FIRE’s humble beginnings
Founded in October 2009 by Joey Donaldson, a native of The Motor City, FIRE helps young people avoid illegal activities, like gangs and drugs, by giving them a healthy and beneficial alternative. FIRE responds to a decline in the appreciation and education of Creative and Performing Arts in our public school system.
Serving two constituencies
First, FIRE serves young people in Detroit, who have a talent and need options for development. Second, FIRE serves colleges and universities with major sports programs. These institutions need band members, actively recruit young talent, and importantly, give scholarships. Through a network that Donaldson has built over several years, band directors at several schools know FIRE provides a direct link to these talented young people. In fact, in 2015, 60 members, went off to colleges that had given them scholarships.

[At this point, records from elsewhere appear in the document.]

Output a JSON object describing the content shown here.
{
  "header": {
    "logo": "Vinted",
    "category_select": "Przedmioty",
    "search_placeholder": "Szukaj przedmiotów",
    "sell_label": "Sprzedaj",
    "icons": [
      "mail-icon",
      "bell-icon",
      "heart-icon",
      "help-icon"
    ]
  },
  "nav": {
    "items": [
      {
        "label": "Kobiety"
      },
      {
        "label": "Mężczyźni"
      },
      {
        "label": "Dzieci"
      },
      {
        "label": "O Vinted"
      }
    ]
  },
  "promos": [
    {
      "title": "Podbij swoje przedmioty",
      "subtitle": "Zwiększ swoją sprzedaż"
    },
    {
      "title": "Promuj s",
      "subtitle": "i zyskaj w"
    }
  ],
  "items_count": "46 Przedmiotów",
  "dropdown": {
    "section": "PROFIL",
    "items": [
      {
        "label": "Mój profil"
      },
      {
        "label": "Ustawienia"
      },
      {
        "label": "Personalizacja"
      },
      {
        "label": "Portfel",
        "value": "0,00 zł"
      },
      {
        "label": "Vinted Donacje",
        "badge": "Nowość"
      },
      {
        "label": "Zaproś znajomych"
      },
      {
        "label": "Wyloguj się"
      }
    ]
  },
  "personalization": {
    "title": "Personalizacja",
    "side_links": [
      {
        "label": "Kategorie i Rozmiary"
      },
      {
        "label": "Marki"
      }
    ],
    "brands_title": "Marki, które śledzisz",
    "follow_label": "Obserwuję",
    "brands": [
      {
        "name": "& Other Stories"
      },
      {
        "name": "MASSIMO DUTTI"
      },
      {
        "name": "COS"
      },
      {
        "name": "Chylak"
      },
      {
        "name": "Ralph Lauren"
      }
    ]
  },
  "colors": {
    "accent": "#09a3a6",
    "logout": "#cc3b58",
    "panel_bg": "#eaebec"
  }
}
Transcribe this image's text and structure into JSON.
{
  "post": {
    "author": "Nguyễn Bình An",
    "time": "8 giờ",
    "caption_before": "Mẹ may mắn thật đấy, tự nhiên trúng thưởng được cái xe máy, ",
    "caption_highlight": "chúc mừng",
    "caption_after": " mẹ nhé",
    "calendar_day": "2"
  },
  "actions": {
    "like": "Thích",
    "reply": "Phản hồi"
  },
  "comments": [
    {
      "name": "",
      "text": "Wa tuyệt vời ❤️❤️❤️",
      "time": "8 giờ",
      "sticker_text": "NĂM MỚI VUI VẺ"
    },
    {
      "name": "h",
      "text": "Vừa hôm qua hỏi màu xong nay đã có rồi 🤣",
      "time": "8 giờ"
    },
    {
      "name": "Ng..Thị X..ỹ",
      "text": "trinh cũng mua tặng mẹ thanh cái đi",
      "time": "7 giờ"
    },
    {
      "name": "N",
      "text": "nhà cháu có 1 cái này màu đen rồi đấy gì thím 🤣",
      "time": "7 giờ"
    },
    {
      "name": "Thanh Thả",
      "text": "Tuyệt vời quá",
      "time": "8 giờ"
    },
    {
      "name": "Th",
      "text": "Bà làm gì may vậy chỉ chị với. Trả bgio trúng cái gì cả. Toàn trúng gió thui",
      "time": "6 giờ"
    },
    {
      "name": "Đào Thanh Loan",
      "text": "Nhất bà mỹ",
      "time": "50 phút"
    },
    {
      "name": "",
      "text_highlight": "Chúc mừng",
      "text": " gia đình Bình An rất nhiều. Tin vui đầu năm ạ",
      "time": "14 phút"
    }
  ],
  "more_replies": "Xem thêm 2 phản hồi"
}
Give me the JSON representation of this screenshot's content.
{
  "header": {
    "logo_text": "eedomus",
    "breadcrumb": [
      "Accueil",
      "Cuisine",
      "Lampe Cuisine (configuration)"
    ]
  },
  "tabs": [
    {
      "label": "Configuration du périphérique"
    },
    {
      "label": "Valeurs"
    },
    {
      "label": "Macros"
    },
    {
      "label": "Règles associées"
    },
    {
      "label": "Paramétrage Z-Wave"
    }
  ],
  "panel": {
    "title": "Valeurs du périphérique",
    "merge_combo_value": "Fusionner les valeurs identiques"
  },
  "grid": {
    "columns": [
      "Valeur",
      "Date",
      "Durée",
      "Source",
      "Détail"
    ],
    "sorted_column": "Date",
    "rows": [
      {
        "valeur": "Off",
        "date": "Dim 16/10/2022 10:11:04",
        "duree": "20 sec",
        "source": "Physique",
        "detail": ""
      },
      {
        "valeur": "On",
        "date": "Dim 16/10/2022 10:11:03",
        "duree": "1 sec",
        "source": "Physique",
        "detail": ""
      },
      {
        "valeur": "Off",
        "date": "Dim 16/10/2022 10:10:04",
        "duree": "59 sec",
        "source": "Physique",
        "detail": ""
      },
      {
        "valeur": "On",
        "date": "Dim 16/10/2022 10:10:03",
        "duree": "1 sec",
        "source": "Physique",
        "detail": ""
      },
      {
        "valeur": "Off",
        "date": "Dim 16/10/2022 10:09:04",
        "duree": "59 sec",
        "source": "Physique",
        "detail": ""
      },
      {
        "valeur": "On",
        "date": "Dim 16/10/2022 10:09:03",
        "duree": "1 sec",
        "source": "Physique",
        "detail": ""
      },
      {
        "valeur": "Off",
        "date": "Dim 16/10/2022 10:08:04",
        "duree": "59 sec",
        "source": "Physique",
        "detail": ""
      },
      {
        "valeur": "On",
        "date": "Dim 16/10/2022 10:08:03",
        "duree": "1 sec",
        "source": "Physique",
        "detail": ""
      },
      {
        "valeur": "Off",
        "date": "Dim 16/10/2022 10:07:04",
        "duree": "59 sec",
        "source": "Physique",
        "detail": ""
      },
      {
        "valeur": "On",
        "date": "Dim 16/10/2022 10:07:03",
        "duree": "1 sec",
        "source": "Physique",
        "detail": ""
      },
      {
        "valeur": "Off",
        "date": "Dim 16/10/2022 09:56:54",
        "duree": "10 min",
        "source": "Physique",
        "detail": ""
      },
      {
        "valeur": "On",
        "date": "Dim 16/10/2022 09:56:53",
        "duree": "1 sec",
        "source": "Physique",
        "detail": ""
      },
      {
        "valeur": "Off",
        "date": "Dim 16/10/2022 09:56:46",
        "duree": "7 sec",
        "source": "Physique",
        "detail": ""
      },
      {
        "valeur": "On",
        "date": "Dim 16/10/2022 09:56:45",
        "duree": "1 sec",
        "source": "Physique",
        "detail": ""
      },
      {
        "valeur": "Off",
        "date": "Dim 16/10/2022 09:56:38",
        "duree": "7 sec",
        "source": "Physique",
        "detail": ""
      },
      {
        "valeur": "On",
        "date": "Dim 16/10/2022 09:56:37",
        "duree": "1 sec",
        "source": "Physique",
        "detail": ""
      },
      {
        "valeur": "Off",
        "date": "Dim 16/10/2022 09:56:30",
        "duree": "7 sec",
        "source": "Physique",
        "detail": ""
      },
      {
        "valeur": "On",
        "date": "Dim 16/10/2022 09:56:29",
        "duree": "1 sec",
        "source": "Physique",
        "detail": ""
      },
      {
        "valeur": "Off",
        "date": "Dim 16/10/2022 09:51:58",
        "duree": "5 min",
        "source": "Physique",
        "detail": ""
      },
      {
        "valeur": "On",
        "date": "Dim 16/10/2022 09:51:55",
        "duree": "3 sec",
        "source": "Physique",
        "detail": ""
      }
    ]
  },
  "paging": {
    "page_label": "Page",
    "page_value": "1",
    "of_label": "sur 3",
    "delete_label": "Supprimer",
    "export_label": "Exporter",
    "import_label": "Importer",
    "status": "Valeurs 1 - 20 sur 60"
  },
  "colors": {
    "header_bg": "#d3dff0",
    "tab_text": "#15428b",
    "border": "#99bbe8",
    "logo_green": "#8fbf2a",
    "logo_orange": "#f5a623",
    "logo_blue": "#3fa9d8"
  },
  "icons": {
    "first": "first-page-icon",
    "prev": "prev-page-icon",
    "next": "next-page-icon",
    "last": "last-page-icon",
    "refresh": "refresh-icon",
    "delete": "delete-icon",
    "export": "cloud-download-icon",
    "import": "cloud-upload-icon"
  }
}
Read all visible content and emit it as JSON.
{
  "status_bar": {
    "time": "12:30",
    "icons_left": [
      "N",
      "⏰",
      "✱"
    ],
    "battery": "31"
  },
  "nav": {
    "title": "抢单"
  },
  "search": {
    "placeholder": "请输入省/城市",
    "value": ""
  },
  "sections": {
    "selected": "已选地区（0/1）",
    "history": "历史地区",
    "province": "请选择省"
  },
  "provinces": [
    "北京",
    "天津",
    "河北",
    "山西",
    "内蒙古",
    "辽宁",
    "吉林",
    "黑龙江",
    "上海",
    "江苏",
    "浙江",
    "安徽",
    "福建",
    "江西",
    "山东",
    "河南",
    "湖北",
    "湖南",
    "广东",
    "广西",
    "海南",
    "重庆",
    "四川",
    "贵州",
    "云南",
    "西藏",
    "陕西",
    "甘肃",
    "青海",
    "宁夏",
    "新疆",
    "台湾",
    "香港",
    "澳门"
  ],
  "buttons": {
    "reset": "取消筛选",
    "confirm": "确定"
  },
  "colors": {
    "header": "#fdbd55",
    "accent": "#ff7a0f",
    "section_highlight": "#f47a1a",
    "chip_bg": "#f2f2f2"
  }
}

Numerous ways FIRE serves the community
With the motto of "Let the Fire in our hearts light the path to our success", FIRE offers the young people of the community several ways to engage. To their original drumline* called Firebox Executioners, they added a dance company for young women called FLAMES (Fire Ladies Always Make Entertainment Sexy). In addition, FIRE offers a jazz band, a marching band and even a beginners' band.
Donations gratefully accepted
FIRE survives on performances, donations, and sales. Most of the instruments are acquired used. Though FIRE has applied for 501(c)3 certification, they are still awaiting confirmation. If you would like to donate money or an instrument to this worthy cause, send your tax-deductible contribution to HERO of Washtenaw County and write FIRE on the memo line. You will receive a tax deductible receipt for the full amount of your donation.
Solutions society can thrive with
FIRE and other non-profits we have covered like Leadership CONNECTIONS in North Carolina offer real-world, effective solutions to social problems. Our forecast is that these small, local organizations will proliferate and other communities will use these programs as role models for how they may respond to their own local issues in meaningful ways.